一般媒介で複数の不動産会社に依頼していれば・・・
前回に引き続き、不動産業者の説得の流れを見ていきます。
[図表]不動産業者の説得の流れ
一般媒介で複数の不動産業者に媒介を依頼している場合は、まだ管理委託の場合よりも定期借家契約の導入はしやすいです。この場合は1社ずつ業者を訪問して話をしていくことになります。
一番肝心な④の説得ですが、まず定期借家契約を導入したいという旨を伝え、なぜ導入したいのかという理由を話します。このときに重要なことは、変にごまかさず、率直に話すことです。また、ここでは自分だけのメリットを話さないことです。「良好な住環境の維持」という言葉をもって、借主にとってメリットがあるものであるということを熱意を込めて話すことです。
先方が承諾しない場合は、無理をせず他の業者をあたります。承諾すれば、⑤の相談に入ります。募集図面やポータルサイトにどのように表示するかなどを次のポイントを参考にしながら打ち合わせをしてください。
募集図面には「再契約型」か「終了型」かの明示を
<募集図面への表示>
ただ単に「定期借家契約」という表示のみではなく、「再契約型」なのか「終了型」なのかを明確に表示してください。「契約期間」も一緒に明示します。そして定期借家契約とはどういうものかや借主側のメリットなどを簡単な文章にまとめて記載できればベストでしょう。図表の表示例を参考にしてください。
<ポータルサイトへの表示>
ホームズ、スーモ、アットホームの3大サイトには、定期借家契約のチェック欄がありますが、その表示が現在のところ十分ではありません。ただ単に当該物件が定期借家契約か否かという表示しかできないようになっているのです。

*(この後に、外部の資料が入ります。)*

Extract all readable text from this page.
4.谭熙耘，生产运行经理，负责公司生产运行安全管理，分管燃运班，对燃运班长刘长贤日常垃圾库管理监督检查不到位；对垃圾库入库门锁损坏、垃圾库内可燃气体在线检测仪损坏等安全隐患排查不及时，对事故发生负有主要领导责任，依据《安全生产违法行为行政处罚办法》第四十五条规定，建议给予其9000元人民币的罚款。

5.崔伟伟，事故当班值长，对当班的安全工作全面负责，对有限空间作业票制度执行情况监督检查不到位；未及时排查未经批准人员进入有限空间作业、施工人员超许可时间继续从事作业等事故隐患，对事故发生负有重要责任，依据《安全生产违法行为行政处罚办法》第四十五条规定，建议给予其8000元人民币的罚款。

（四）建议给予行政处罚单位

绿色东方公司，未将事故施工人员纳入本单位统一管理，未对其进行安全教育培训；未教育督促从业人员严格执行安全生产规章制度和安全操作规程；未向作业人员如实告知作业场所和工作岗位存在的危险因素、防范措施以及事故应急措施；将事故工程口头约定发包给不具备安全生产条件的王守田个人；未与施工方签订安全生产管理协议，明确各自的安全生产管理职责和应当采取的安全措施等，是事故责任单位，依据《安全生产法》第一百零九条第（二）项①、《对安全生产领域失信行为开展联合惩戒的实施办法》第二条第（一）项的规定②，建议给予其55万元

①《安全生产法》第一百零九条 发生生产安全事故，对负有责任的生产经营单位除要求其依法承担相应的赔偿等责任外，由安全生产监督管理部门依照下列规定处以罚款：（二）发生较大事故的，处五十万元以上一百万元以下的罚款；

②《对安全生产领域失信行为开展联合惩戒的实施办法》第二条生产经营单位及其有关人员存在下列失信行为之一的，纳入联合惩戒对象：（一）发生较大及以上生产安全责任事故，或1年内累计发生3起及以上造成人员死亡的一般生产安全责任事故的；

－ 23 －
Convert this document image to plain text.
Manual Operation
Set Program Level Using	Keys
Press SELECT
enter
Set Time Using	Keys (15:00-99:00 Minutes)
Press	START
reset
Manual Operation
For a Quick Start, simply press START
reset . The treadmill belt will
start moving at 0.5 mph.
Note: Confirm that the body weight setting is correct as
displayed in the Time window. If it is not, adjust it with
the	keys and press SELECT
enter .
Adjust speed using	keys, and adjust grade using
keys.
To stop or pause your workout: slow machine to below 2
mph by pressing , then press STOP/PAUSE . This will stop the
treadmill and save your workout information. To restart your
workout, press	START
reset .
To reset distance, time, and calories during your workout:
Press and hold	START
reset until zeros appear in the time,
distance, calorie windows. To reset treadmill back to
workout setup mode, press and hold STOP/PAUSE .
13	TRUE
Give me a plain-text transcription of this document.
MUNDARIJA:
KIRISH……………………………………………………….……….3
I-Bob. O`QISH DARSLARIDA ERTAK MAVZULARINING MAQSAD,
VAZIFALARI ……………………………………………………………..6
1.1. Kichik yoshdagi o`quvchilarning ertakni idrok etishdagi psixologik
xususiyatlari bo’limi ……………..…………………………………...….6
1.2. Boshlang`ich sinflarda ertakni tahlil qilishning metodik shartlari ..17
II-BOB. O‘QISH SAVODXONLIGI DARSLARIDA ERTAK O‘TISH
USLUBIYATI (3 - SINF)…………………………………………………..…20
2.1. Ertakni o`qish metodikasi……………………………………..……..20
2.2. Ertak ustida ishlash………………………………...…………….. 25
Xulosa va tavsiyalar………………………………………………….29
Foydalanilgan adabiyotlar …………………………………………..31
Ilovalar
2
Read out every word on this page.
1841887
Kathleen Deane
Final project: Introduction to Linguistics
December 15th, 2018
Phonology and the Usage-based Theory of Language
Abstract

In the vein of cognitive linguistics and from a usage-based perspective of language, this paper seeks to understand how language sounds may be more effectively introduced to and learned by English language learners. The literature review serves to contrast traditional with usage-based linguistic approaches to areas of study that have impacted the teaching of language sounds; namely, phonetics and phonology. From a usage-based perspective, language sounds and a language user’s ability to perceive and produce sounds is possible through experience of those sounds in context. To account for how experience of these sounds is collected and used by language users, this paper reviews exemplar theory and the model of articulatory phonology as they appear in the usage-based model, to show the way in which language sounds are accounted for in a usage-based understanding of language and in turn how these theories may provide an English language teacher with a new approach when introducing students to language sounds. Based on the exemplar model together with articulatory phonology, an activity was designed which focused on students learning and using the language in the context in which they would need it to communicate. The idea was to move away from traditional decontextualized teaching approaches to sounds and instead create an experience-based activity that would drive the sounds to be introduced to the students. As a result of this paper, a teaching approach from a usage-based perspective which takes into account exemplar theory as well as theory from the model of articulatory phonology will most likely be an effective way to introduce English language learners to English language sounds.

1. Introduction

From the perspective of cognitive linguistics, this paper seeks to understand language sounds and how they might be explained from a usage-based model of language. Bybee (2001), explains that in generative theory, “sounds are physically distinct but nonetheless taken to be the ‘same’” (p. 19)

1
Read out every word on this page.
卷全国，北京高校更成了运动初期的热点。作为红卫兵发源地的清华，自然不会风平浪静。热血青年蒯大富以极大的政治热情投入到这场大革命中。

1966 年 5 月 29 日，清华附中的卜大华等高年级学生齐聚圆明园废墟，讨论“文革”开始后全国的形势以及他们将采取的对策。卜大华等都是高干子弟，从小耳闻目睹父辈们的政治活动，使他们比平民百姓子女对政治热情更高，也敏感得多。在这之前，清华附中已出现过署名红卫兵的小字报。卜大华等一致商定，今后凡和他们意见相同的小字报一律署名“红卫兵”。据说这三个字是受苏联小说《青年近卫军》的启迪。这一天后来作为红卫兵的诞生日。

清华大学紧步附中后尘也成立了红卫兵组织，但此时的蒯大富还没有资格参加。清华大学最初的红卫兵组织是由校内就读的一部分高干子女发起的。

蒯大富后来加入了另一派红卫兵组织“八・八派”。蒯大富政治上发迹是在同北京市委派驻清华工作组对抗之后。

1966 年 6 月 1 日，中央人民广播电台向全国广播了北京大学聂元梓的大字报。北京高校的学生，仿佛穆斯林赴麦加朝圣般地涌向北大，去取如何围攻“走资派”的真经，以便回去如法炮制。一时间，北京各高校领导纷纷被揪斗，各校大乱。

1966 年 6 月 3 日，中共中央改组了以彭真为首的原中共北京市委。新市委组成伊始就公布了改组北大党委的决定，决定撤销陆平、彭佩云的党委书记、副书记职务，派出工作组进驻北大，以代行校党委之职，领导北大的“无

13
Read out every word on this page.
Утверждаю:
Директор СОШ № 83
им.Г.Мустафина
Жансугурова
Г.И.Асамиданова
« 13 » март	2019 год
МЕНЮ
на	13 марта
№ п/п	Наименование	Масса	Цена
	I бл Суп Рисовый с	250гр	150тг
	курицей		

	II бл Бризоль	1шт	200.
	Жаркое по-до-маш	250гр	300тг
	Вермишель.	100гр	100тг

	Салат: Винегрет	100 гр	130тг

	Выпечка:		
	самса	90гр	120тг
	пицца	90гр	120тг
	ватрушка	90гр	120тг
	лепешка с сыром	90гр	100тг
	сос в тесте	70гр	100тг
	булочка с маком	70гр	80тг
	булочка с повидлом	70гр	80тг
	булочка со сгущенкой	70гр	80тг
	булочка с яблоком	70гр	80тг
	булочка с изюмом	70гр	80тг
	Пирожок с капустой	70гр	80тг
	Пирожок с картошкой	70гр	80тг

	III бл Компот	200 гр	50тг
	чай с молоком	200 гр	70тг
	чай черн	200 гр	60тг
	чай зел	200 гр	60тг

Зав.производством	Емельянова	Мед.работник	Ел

したがって、先の募集図面への表示と同様に「再契約型」なのか「終了型」なのかという旨を備考欄などで補足すると良いでしょう。
<定期借家契約の場合の家賃設定>
これは普通借家契約と比較した場合に検討するものとして、次の2つを基準に考えると良いでしょう。
1、契約期間の長短
2、再契約の有無
普通借家契約の場合の契約期間は一般的には2年間が多いです。したがって、2年未満の契約期間ではお客様にはデメリットと映るでしょう。2年間か、それよりも長い場合は家賃値下げの要因とはなりにくいということになります。
再契約の有無は、お客様に与える価値に大きな差が出てくるため、家賃設定は変わってきます。つまり、「終了型」では契約期間によりますが、お客様は価値を見出しにくいということです。したがって、その分が家賃の減額要因になります。一方で「再契約型」であれば、普通借家契約と比べて家賃を減額する必要はありません。